/ˈki.to/ quickly, speedily, soon
Citō was created for a need for a simple, standards based, high performance, auditable, secure, high availability, bi-directional streaming technology. The author come from a background of designing and developing financial applications piping data across the web to an international user base where they've had their hands tied by inflexible and buggy proprietary technologies.
To achieve that it leverages JEE7 technology stack to ensure ease of integration, multiple deployment methods and flexible broker interoperability. In its simplest form it can run embedded (standalone or clustered) scaling easily.
For usage information see the individual projects:
- Core - The crux of the technology,
- Artemis - Connects to a Apache ActiveMQ Artemis broker implementation for either embedded or remote deployment,
- WebSocket - A basic WebSocket endpoint for those who don't need graceful fallback and browser compatibility,
- SockJS - A SockJS based endpoint to provide a high level of compatibility with legacy browsers and assist with piping data through corporate firewalls.
- Bill of Materials - A importable POM to assist with aligning version of modules and upgrades.
Why don't I just use a WebSocket broker directly?

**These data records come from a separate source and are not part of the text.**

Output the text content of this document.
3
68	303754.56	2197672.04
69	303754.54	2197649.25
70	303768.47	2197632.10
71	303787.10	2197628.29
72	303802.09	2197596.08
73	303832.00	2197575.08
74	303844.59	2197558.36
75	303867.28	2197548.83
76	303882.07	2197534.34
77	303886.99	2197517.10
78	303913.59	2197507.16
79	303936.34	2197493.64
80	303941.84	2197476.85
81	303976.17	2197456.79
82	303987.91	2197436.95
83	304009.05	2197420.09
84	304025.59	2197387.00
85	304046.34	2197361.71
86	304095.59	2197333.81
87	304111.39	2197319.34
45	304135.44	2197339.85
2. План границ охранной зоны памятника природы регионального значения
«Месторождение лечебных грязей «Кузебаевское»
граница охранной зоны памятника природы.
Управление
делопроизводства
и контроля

Citō adds value in three main ways:
- Broad Messaging Features: events on receiving messages, first subscribe, last unsubscribe, etc,
- Simplicity and Flexibility of setup: Permitting complex topologies if required, but generally unnecessary,
- Unified Point of Origin: Streaming/Push data and ReST in one place promoting ease of scaling, support and maintenance,
If you don't need the features then, by all means, don't use Citō. Simplicity is at the core adding a technology that's not needed goes against this.